Update now! Popular WordPress plugins have password bypass flaws

Researchers have discovered password bypass vulnerabilities affecting two WordPress plugins from a publisher called Revmakx.

The first vulnerable plugin is RevMakx’s InfiniteWP Client, a tool that allows admins to manage multiple WordPress sites from the same interface.

The second is WP Time Capsule, a site backup and staging tool.
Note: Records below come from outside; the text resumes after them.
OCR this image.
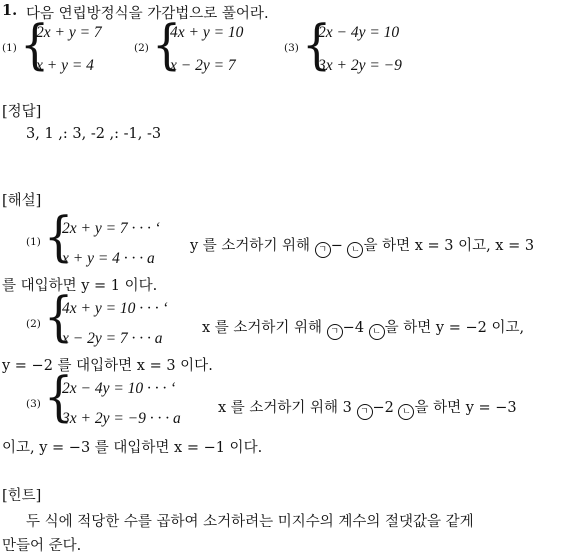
1. 다음 연립방정식을 가감법으로 풀어라.
(1) {
2x + y = 7
x + y = 4
(2) {
4x + y = 10
x − 2y = 7
(3) {
2x − 4y = 10
3x + 2y = −9
[정답]
3, 1 ,: 3, -2 ,: -1, -3
[해설]
(1) {
2x + y = 7 · · · ‘
x + y = 4 · · · a
y 를 소거하기 위해 ㄱ − ㄴ 을 하면 x = 3 이고, x = 3
를 대입하면 y = 1 이다.
(2) {
4x + y = 10 · · · ‘
x − 2y = 7 · · · a
x 를 소거하기 위해 ㄱ −4 ㄴ 을 하면 y = −2 이고,
y = −2 를 대입하면 x = 3 이다.
(3) {
2x − 4y = 10 · · · ‘
3x + 2y = −9 · · · a
x 를 소거하기 위해 3 ㄱ −2 ㄴ 을 하면 y = −3
이고, y = −3 를 대입하면 x = −1 이다.
[힌트]
두 식에 적당한 수를 곱하여 소거하려는 미지수의 계수의 절댓값을 같게
만들어 준다.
The urgency is the number of sites using these tools – between 300,000 and 500,000 for InfiniteWP, and 20,000 or more for WP Time Capsule – so if you have either of these plugins, patch as soon as possible.

According to security company WebARX, who reported the vulnerabilities 7 January 2020, both bugs make it possible for attackers to login to admin accounts without a password.

The InfiniteWP bypass was found in the iwp_mmb_set_request function, used to check whether the user is attempting an authorised action.

Two actions that do that are readd_site and add_site, but neither implements an authorisation check which means that an attacker can craft a malicious request:

All we need to know is the username of an administrator on the site. After the request has been sent, you will automatically be logged in as the user.

An even simpler logic error in WP Time Capsule produces a similar result – this time, all you need to do is include the text string IWP_JSON_PREFIX in the request submitted to the WordPress server.